Unit of Biostatistics, Epidemiology and Public Health, Department of Cardiac Thoracic Vascular Sciences and Public Health, University of Padova, Via Loredan 18, 35121, Padova, Italy.
ClinOpsHub s.r.l., Via Manfredi Svevo 30 B, 72023, Mesagne, Brindisi, Italy.
Syst Rev. 2023 Mar 15;12(1):44. doi: 10.1186/s13643-023-02211-7.
Extracorporeal membrane oxygenation (ECMO) has been increasingly used in the last years to provide hemodynamic and respiratory support in critically ill patients. In this scenario, prognostic scores remain essential to choose which patients should initiate ECMO. This systematic review aims to assess the current landscape and inform subsequent efforts in the development of risk prediction tools for ECMO.
PubMed, CINAHL, Embase, MEDLINE and Scopus were consulted. Articles between Jan 2011 and Feb 2022, including adults undergoing ECMO reporting a newly developed and validated predictive model for mortality, were included. Studies based on animal models, systematic reviews, case reports and conference abstracts were excluded. Data extraction aimed to capture study characteristics, risk model characteristics and model performance. The risk of bias was evaluated through the prediction model risk-of-bias assessment tool (PROBAST). The protocol has been registered in Open Science Framework ( https://osf.io/fevw5 ).
Twenty-six prognostic scores for in-hospital mortality were identified, with a study size ranging from 60 to 4557 patients. The most common candidate variables were age, lactate concentration, creatinine concentration, bilirubin concentration and days in mechanical ventilation prior to ECMO. Five out of 16 venous-arterial (VA)-ECMO scores and 3 out of 9 veno-venous (VV)-ECMO scores had been validated externally. Additionally, one score was developed for both VA and VV populations. No score was judged at low risk of bias.

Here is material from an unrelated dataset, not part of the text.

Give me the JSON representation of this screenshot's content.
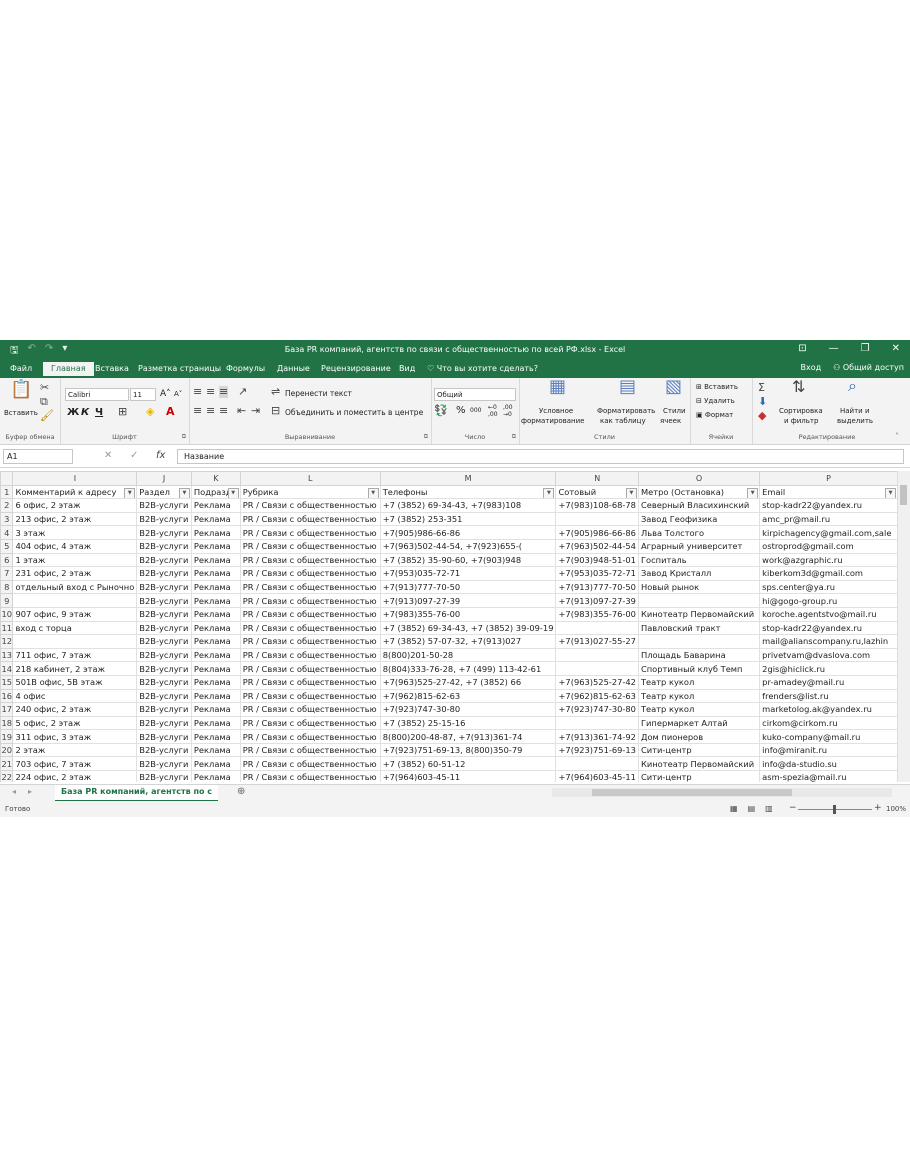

Most models have not been validated externally and apply after ECMO initiation; thus, some uncertainty whether ECMO should be initiated still remains. It has yet to be determined whether and to what extent a new methodological perspective may enhance the performance of predictive models for ECMO, with the ultimate goal to implement a model that positively influences patient outcomes.
体外膜肺氧合(ECMO)在过去几年中越来越多地被用于为危重症患者提供血液动力学和呼吸支持。在这种情况下,预后评分仍然是选择应启动 ECMO 的患者的关键。本系统评价旨在评估当前的情况,并为随后开发 ECMO 风险预测工具的工作提供信息。
检索了 PubMed、CINAHL、Embase、MEDLINE 和 Scopus。纳入了 2011 年 1 月至 2022 年 2 月期间接受 ECMO 治疗并报告新开发和验证的死亡率预测模型的成人文章。排除了基于动物模型、系统评价、病例报告和会议摘要的研究。数据提取旨在捕获研究特征、风险模型特征和模型性能。通过预测模型风险偏倚评估工具(PROBAST)评估风险偏倚。该方案已在开放科学框架(https://osf.io/fevw5)上注册。
确定了 26 个用于院内死亡率的预后评分,研究规模从 60 例到 4557 例不等。最常见的候选变量是年龄、乳酸浓度、肌酐浓度、胆红素浓度和 ECMO 前机械通气天数。16 个静脉-动脉(VA)-ECMO 评分中的 5 个和 9 个静脉-静脉(VV)-ECMO 评分中的 3 个已在外部验证。此外,还有一个评分适用于 VA 和 VV 人群。没有一个评分被认为风险较低。
大多数模型尚未在外部验证,并且在 ECMO 启动后应用;因此,对于是否应该启动 ECMO,仍然存在一些不确定性。尚不清楚新的方法学观点是否以及在多大程度上可以提高 ECMO 预测模型的性能,最终目标是实施一个对患者预后产生积极影响的模型。